Sinclair Lewis: Babbitt
Autorin/Autor: Lewis, Sinclair
Genre:
Buchbesprechung verfasst von: Andreas
Diesen Roman heute, beinahe 100 Jahre nach der Erstveröffentlichung, zu lesen hat zwei ungemeine Vorteile: 1. kann man mit Erstaunen und Interesse einen Einblick in das tägliche Leben der 1920er-Jahre nehmen und 2. dabei feststellen, dass sich vieles überhaupt nicht geändert hat. Denn abgesehen von all den technischen Spielereien und Hilfsmitteln, von denen wir heute natürlich viel mehr haben, haben sich die Menschen selbst, ihre Ansichten, ihre Vorlieben und Abneigungen kaum geändert.
„Babbitt“ ist somit nicht nur ein Roman über einen Mann in mittleren Jahren sondern auch eine Reportage aus der Vergangenheit.
Wir befinden uns im Jahr 1920 in der fiktiven Stadt Zenith: ein paar hunderttausend Einwohner, Geschäftszentrum mit Hochhäusern im Zentrum, Vorstädte runderherum; typisch amerikanische Kleinstadt. Typisch auch die Babbitts: Vater George F., 46, Immobilienmakler; Myra, seine Frau und die drei Kinder. Sie alle wohnen in einem typischen Vorstadthaus mit typischer Einrichtung und davor steht mit dem Auto das in dieser Zeit herausragende Statussymbol.
Seinen Protagonisten begegnet Sinclair Lewis meistens mit Ironie, gelegentlich überschüttet er sie auch mit Spott.

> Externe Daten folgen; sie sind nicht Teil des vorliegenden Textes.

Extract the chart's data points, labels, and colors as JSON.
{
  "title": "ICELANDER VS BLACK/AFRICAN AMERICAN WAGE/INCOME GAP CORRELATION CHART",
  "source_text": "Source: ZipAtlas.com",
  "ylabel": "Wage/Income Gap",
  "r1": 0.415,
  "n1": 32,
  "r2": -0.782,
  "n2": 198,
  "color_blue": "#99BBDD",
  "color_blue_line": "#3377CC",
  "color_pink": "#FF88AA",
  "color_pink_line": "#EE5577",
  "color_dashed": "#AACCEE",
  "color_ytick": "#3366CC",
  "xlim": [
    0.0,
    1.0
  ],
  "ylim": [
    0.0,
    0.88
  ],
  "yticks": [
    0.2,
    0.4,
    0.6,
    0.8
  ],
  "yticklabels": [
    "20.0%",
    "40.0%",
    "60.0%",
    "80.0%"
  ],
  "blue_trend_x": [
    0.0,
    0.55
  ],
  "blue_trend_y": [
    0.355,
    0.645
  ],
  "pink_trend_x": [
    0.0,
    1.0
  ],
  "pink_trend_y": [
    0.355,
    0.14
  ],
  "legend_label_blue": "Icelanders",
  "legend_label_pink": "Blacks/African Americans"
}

So wie sie sich benehmen, wie sie sich klischeehaft gegenüber anderen verhalten, wie sie meinen, diese oder jene Attitüde würde sie zu einem Mitglied der „besseren Gesellschaft“ machen und überhaupt wären sie so etwas wie die Spitze der Evolution. Wie sie dann doch nur ganz biedere Zeitgenossen sind, die sich mit einer Mischung aus Spießertum und Prüderie ihre eigene kleine Welt erschaffen, banal, monoton, gewöhnlich. Würden sie ehrlich zu sich selbst sein, müssten das alles als völlig geistlos anerkennen; tun sie aber nicht, sondern versuchen bei jeder Gelegheit sich in den Vordergrund zu spielen, besser dazustehen, wichtiger zu sein.
Babbitt und seine Freunde und Bekannten, allesamt Mitglieder der dieser selbst ernannten besseren Gesellschaft, blicken nicht auch nur einen Millimeter über ihren eigenen Horizont hinaus, Meinungen und Ansichten wechseln mit den Umständen und werden folgerichtig jedes Mal erneut als Ultima Ratio betrachtet; bis zum nächsten Wechsel der Umstände.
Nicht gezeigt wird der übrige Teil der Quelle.